Görüyorum ki başörtülü
aday meselesi, necib matbuatımızda yeni bir
tartışma heyecanı doğurmuş bulunuyor ve mesele yüksek bir ciddiyet katında ele alınmaktadır.
Bu konuda, "Şimdilik acele etmeyelim, yeni anayasayı bekleyelim"cilerle, "Ne münasebet, ya şimdi ya asla"cılar kapışmış vaziyette. Her iki taraf da kendine göre haklı sebepler ileri sürüyorlar ve biz sade vatandaşlar, bu seçimlerde
AK Parti başörtülü aday göstersin mi göstermesin mi meselesinde şaşkın ve ne yapacağımızı bilemez halde etrafa bakınmaktayız.
Öyle saf saf düşünüp durur ve "Eyvah, ne olacak bu işin encâmı?" diye pimpiriklenirken âniden kafamda bir
ampul yandı (Bkz: çünkü
yandaş yazar!): Niçin başörtülü aday konusu sadece AK Parti üzerinden yürütülmekteydi ki? Türkiye'de hamdolsun, çok partili
sistem icabı daha başkaca arslan gibi partiler vardır ve onlar bu mevzuda gelinlik kız gibi kenarda mahcûbâne bir edâ ile oturacaklarına meseleye sahip çıkarak başörtülü aday meselesini şakkadak çözebilir ve böylece, "Başörtülü aday gösterirsem
Anayasa Mahkemesi ağzıma biber sürer" endişesi içinde kıvranan AK Parti'ye esaslı bir gol atmış olurlardı.
Ehemmiyetle tebârüz ettirmeliyim ki, bu buluşumdan ötürü kimseden taltif, iltifat beklemiyorum fakat özellikle
CHP'nin şahsıma karşı samimi şükran duyguları geliştirmesine engel olacak değilim; zira bakınız, bu plan CHP'yi, önümüzdeki
12 Haziran seçimlerinde tek başına iktidara taşıyacak yegâne yoldur. Şöyle ki; CHP derhal harekete geçerek her ilde, seçilme garantisi olan yerlere başörtülü hanım adaylar koyar. AK Parti ise,
Anayasa Mahkemesi kulağımı çekebilir endişesi ile çekinerek CHP'nin cesur hamlesini, "Enayiler, AYM sizi kapatsın da görün gününüzü" diye dudak kıvırarak izler. CHP,
kampanya boyunca AK Parti'nin korkaklığı tezini işleyerek, inançlara en çok sahip çıkan,
laiklik konusunda en hassasiyet gösteren partinin kendileri olduğu anafikrini vurgular.
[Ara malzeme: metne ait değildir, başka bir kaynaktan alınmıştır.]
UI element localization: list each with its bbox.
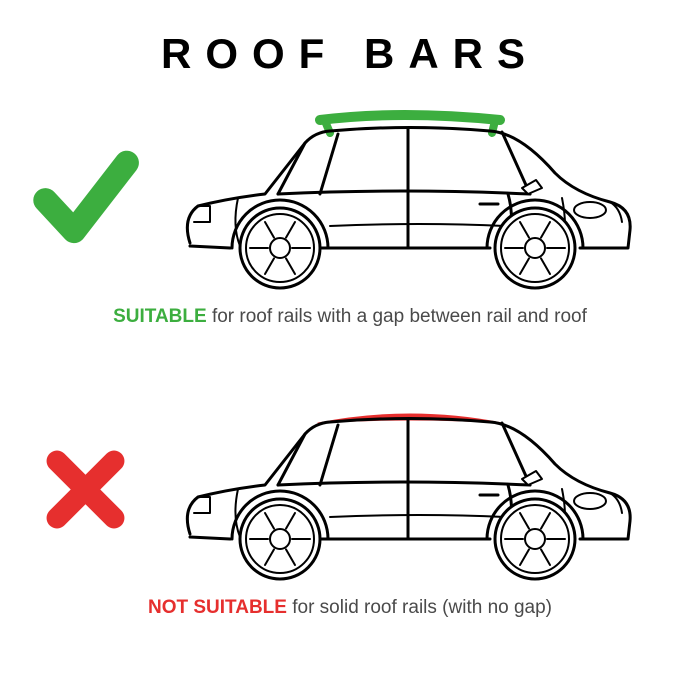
panel-not-suitable: NOT SUITABLE for solid roof rails (with … — [30, 389, 670, 680]
caption-not-suitable: NOT SUITABLE for solid roof rails (with … — [148, 597, 552, 619]
caption-suitable: SUITABLE for roof rails with a gap betwe… — [113, 306, 587, 328]
panel-suitable: SUITABLE for roof rails with a gap betwe… — [30, 98, 670, 389]
car-not-suitable — [140, 389, 670, 589]
caption-suitable-rest: for roof rails with a gap between rail a… — [207, 306, 587, 327]
caption-suitable-strong: SUITABLE — [113, 306, 207, 327]
caption-not-suitable-rest: for solid roof rails (with no gap) — [287, 597, 552, 618]
check-icon — [30, 143, 140, 253]
cross-icon — [30, 442, 140, 537]
page-title: ROOF BARS — [30, 30, 670, 78]
car-suitable — [140, 98, 670, 298]
caption-not-suitable-strong: NOT SUITABLE — [148, 597, 287, 618]
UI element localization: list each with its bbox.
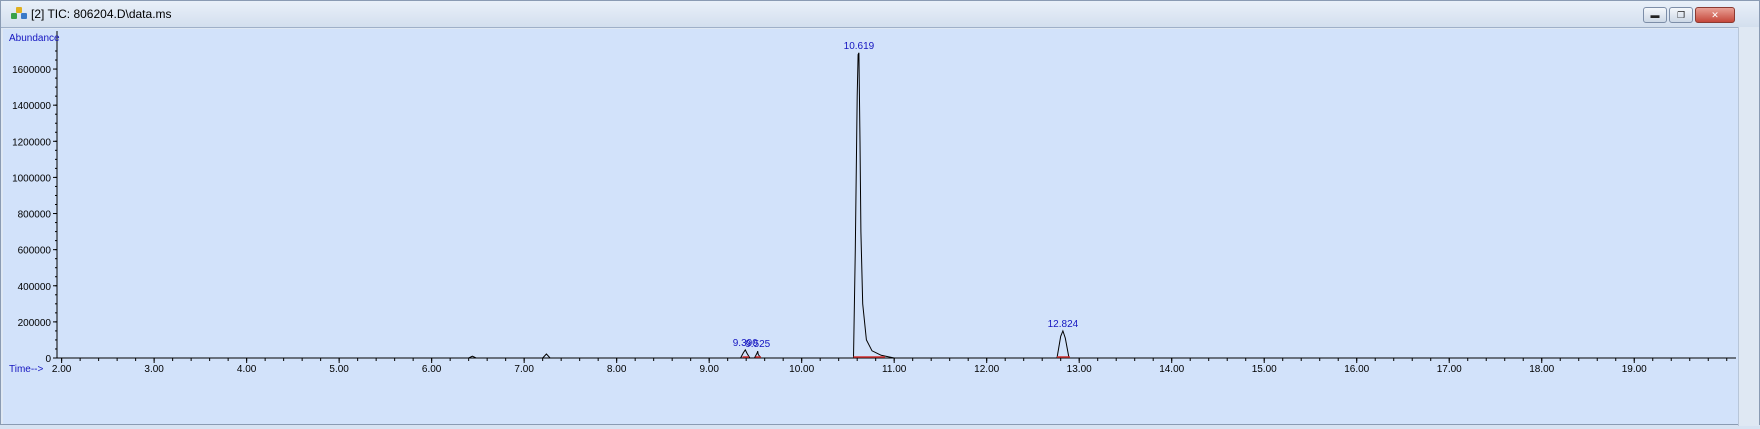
y-tick-label: 1000000: [12, 173, 51, 184]
x-tick-label: 12.00: [974, 364, 999, 375]
y-tick-label: 1400000: [12, 101, 51, 112]
x-tick-label: 18.00: [1529, 364, 1554, 375]
title-bar[interactable]: [2] TIC: 806204.D\data.ms ▬ ❐ ✕: [1, 1, 1759, 28]
tic-trace: [57, 52, 1736, 359]
y-tick-label: 1600000: [12, 65, 51, 76]
x-tick-label: 11.00: [882, 364, 907, 375]
y-tick-label: 200000: [18, 318, 52, 329]
x-tick-label: 13.00: [1067, 364, 1092, 375]
window-controls: ▬ ❐ ✕: [1643, 7, 1735, 23]
x-axis-title: Time-->: [9, 364, 44, 375]
close-button[interactable]: ✕: [1695, 7, 1735, 23]
x-tick-label: 7.00: [514, 364, 534, 375]
x-tick-label: 3.00: [144, 364, 164, 375]
minimize-button[interactable]: ▬: [1643, 7, 1667, 23]
y-tick-label: 400000: [18, 282, 52, 293]
x-tick-label: 14.00: [1159, 364, 1184, 375]
x-tick-label: 2.00: [52, 364, 72, 375]
x-tick-label: 15.00: [1252, 364, 1277, 375]
x-tick-label: 16.00: [1344, 364, 1369, 375]
x-tick-label: 10.00: [789, 364, 814, 375]
close-icon: ✕: [1711, 9, 1719, 20]
minimize-icon: ▬: [1650, 10, 1660, 20]
x-tick-label: 9.00: [699, 364, 719, 375]
peak-label: 9.390: [733, 338, 758, 349]
peak-label: 10.619: [844, 41, 875, 52]
restore-icon: ❐: [1676, 9, 1686, 20]
y-tick-label: 800000: [18, 210, 52, 221]
y-tick-label: 1200000: [12, 137, 51, 148]
y-tick-label: 600000: [18, 246, 52, 257]
x-tick-label: 17.00: [1437, 364, 1462, 375]
y-axis-title: Abundance: [9, 33, 60, 44]
x-tick-label: 19.00: [1622, 364, 1647, 375]
right-frame: [1738, 27, 1759, 426]
x-tick-label: 8.00: [607, 364, 627, 375]
app-icon: [11, 7, 27, 21]
plot-area[interactable]: 0 200000 400000 600000 800000 1000000 1200000 1…: [3, 29, 1738, 424]
x-tick-label: 4.00: [237, 364, 257, 375]
x-tick-label: 6.00: [422, 364, 442, 375]
y-tick-label: 0: [45, 354, 51, 365]
restore-button[interactable]: ❐: [1669, 7, 1693, 23]
peak-label: 12.824: [1048, 319, 1079, 330]
peak-label: 9.525: [745, 339, 770, 350]
window-title: [2] TIC: 806204.D\data.ms: [31, 7, 172, 21]
x-tick-label: 5.00: [329, 364, 349, 375]
chromatogram-chart[interactable]: 0 200000 400000 600000 800000 1000000 1200000 1…: [3, 29, 1738, 424]
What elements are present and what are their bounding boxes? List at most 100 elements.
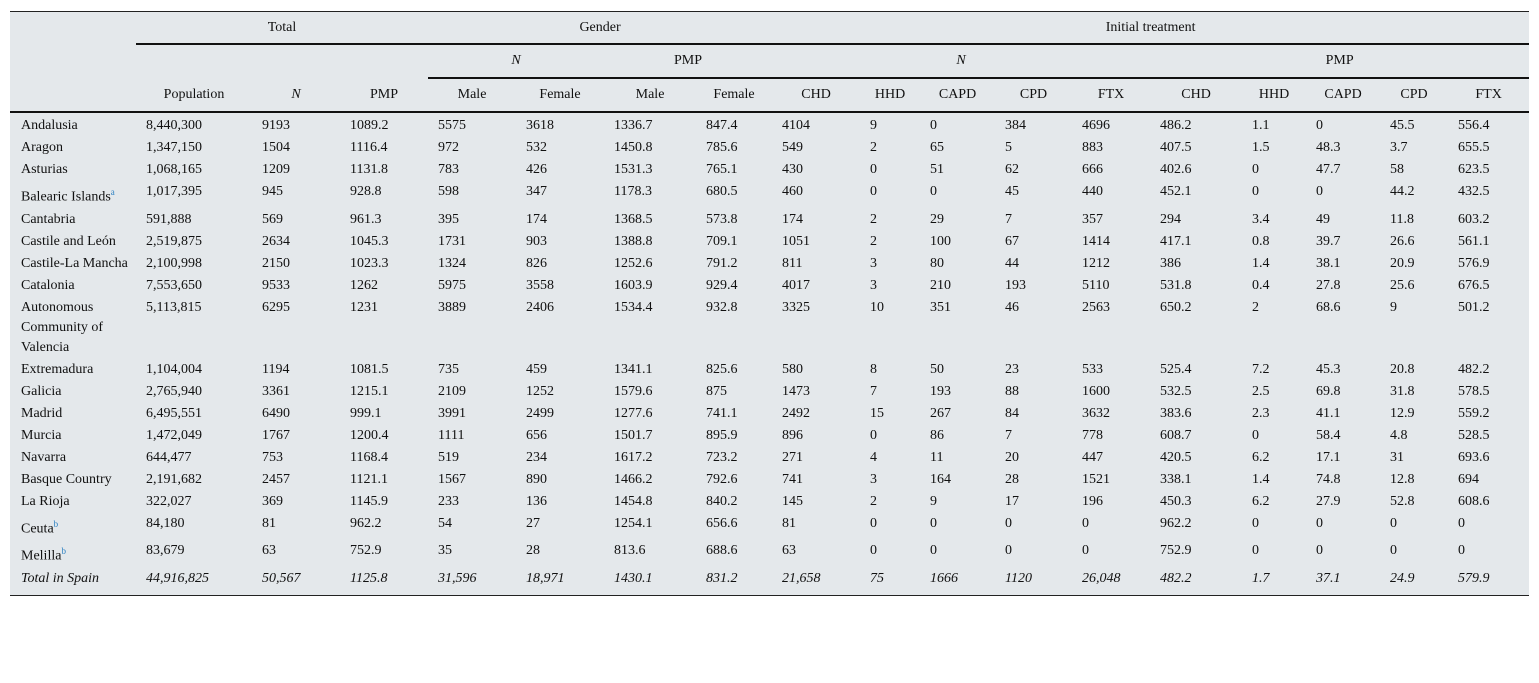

Halkımız da "Sahi yahu, AK Parti korktu, CHP ise bu konuda ürkek değil erkek çıktı; hiç de uzaktan göründüğü gibi Müslümanlara antipatik
bakan bir parti değilmiş CHP; haydi bir de CHP'yi deneyelim, İsmet Paşa'nın hatırı var" diyerek AK Parti'ye değil CHP'ye yönelirler.
Sonuç: CHP iktidara gelir, AK Parti ise CHP'li medyacıların,
Ergenekoncuların, darbecilerin, darbesever barocuların ve balyozsever
sivil toplum kuruluşlarının ol kadar uğraşıp başaramadığı bir yenilgiye uğrayarak seçimi kaybeder; parti o'ssaat bölünür. Ergenekon kapıları açılır; herkes dışarı çıkar. İlk
cumhurbaşkanı oylamasında tarihî farkla Kılıçdaroğlu seçilir,
Gürsel Tekin başbakan olur,
Süheyl Batum yerinde kalır, Deniz
Baykal hatıralarını yazmaya,
Önder Sav torunlarıyla ilgilenmeye başlar.
Bunu gören diğer partiler, "Keramet başörtülü adayda imiş meğer" diye kadrolarını başörtülü siyasetçilerle doldurmak arayışına girerler. Böylece başörtüsü konusu, bütün partiler tarafından sahiplenilmiş olduğu için
ülke gündeminden ebediyyen çıkar. Durumu gören Anayasa Mahkemesi, "Başörtülü milletvekilleri olduğu için koca CHP'yi kapatacak değiliz herhalde; yok daha neler?" diyerek meseleyi görmezden gelirler. Eğer yine de
dava açmaya kalkışacak birileri çıkarsa
mahkeme evvelâ "Yettiniz gaari" diyerek, CHP'yi değil AK Parti'yi kapatır. CHP ise, "Yettiniz gaari" diyerek Anayasa Mahkemesi'ni kapatır.
...
Gördünüz, plan güzel; uygulamaya geçmeden önce başörtülü aday konusunu sadece sağ siyasetin meselesi gibi gören ve gösteren zihni tutumu gözden geçirmeye ne dersiniz?